A coalition of neighborhood and senior citizen groups hoped to convince the City Council that vulnerable homeowners deserved protection from tax lien sales before the program came up for renewal in October. So activists were shocked when the City Council quietly voted in early June to extend the tax lien sales program for two more years.
“It’s a slap in the face of community advocates,” said Eduardo Canedo of South Brooklyn Legal Services. “The Department of Finance and the council knew that more than a dozen community groups were extremely concerned about the lack of protection in this program for low-income homeowners.” Neither the Finance Department nor the council finance committee chair, Herb Berman, returned phone calls seeking comment.

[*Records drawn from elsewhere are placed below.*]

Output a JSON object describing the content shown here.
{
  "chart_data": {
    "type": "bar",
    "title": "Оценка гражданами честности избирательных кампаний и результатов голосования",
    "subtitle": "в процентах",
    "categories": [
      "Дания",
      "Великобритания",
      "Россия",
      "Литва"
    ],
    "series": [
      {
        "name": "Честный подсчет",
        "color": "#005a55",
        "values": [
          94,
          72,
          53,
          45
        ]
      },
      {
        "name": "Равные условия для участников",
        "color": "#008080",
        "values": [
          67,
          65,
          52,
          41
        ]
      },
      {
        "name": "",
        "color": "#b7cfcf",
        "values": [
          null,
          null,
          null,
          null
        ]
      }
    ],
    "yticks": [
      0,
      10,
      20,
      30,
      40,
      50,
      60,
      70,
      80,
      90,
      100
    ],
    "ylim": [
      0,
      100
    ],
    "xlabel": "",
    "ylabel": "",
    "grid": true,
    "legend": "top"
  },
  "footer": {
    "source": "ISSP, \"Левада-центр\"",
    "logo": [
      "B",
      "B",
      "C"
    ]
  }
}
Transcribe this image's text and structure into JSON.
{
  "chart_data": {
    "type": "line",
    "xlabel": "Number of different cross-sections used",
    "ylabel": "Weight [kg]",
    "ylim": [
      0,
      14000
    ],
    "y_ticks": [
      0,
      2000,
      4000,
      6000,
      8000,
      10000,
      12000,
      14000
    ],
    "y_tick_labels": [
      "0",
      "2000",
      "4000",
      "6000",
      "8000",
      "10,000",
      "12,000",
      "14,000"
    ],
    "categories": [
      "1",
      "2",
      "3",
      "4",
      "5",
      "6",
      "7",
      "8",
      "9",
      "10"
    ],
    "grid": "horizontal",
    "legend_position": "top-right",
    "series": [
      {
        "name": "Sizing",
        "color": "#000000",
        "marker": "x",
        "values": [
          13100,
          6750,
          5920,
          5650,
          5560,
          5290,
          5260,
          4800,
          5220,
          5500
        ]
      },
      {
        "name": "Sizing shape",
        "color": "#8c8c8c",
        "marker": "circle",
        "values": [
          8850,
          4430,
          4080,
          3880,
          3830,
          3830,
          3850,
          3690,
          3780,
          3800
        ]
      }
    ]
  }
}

The Giuliani Administration and the council created the tax lien sales program in 1996. Rather than take over buildings whose owners failed to pay taxes, the city began to sell outstanding tax, sewer and water debts to a private trust. The trust, in turn, hires collection agents to fetch the debts. If the debt is not collected, the trust sells the properties at auction.
According to a study done by South Brooklyn, low-income owners of one- and two-family homes often are unable to pay back their debts and suffer the wrath of the auction block–60 went to auction over a recent six-month period–or take out high-interest loans, which often lead to foreclosure.
Based on this evidence, the coalition argues that the city should exempt vulnerable homeowners from tax lien sales, as Philadelphia and Atlanta do with the homes of the elderly and disabled. Instead, the city could offer credit counseling and low-interest loans to help them hang on to their homes.
The coalition is considering suing the city for neglecting to hold a public hearing.
Meanwhile, the June vote did hold some good news for tenants of apartment buildings. Responding to protests from housing groups, the Council rejected a proposal made by the Finance Department last fall to increase the number of large buildings that go into tax lien sales. This would have reduced the well-regarded third party transfer program, in which the city fixes up troubled multi-family buildings and transfers them to qualified nonprofits and private landlords, rather than auctioning them off.
Praising the Council’s action on third party transfer, Joe Center, associate director of the Urban Homesteading Assistance Board, said, “These buildings need a housing solution, not a finance solution.”